Question

A stunt performer is to run and dive off a tall platform and land in a net in the back of a truck below. Originally the truck is directly under the platform, it starts forward with a constant acceleration $a$ at the same instant the performer leaves the platform is $H$ above the net in the truck, then the horizontal velocity $u$ that the performer must have as he leaves the platform is

Answer 1

Hint: In the given situation a stunt performer at a certain height is about to take a jump and is supposed to fall in the net in the back of a truck. We need to find the initial velocity with which the man should jump so that he could land smoothly on the truck which is accelerating.

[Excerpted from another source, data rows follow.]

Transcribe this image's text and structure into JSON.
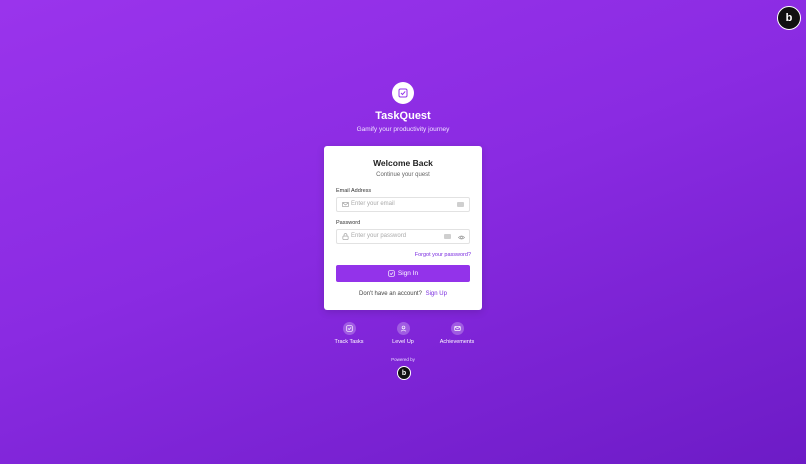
{
  "corner_badge": {
    "letter": "b"
  },
  "brand": {
    "title": "TaskQuest",
    "subtitle": "Gamify your productivity journey",
    "logo_icon": "checkbox-icon"
  },
  "card": {
    "title": "Welcome Back",
    "subtitle": "Continue your quest",
    "email": {
      "label": "Email Address",
      "placeholder": "Enter your email",
      "value": ""
    },
    "password": {
      "label": "Password",
      "placeholder": "Enter your password",
      "value": ""
    },
    "forgot_label": "Forgot your password?",
    "signin_label": "Sign In",
    "signup_prompt": "Don't have an account?",
    "signup_link": "Sign Up"
  },
  "features": [
    {
      "label": "Track Tasks",
      "icon": "checkbox-icon"
    },
    {
      "label": "Level Up",
      "icon": "user-icon"
    },
    {
      "label": "Achievements",
      "icon": "mail-icon"
    }
  ],
  "powered_by": {
    "label": "Powered by",
    "logo_letter": "b"
  },
  "colors": {
    "accent": "#9333ea",
    "link": "#7a2be0",
    "background_start": "#9a34ec",
    "background_end": "#6d1bc6"
  }
}
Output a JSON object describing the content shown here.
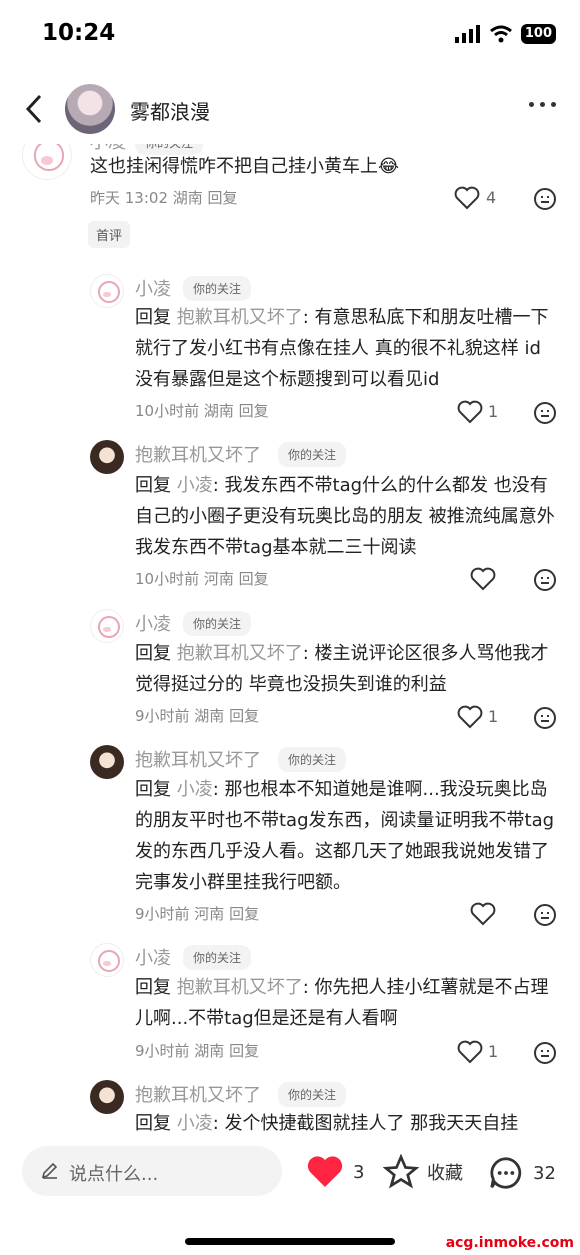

Complete step by step answer:
Let us assume that the man takes time $t$ to cover the distance $H$while jumping from the tall platform.Therefore the horizontal distance traveled by him will be,
$s = ut$
Here, $u$ is the initial velocity of the man. And the distance traveled by truck should be the same at the same time so that the man lands in the net in the back of the truck.Therefore for the truck which is accelerating the distance covered will be,
$s = ut + \dfrac{1}{2}a{t^2}$
The initial velocity of the truck is zero therefore
$s = \dfrac{1}{2}a{t^2}$

Now equating both the distances we get
$\dfrac{1}{2}a{t^2} = ut$
Now we will calculate the time $t$
For the man in the vertical direction we have
$H = \dfrac{1}{2}g{t^2}$
Since in the vertical direction the man has zero initial speed and the acceleration caused is due to gravity and the distance of the man in the vertical direction is the height of the platform. Therefore we get,
$t = \sqrt {\dfrac{{2H}}{g}} $
Substituting the value time in the above equation we obtained earlier we get
$ \therefore u = a\sqrt {\dfrac{H}{{2g}}} $

Note: We used the distance formulas for calculating the various distances in the horizontal and the vertical direction. The initial velocity is the velocity of an object in the initial condition and thus the truck has zero initial velocity as it was at rest initially and then started accelerating.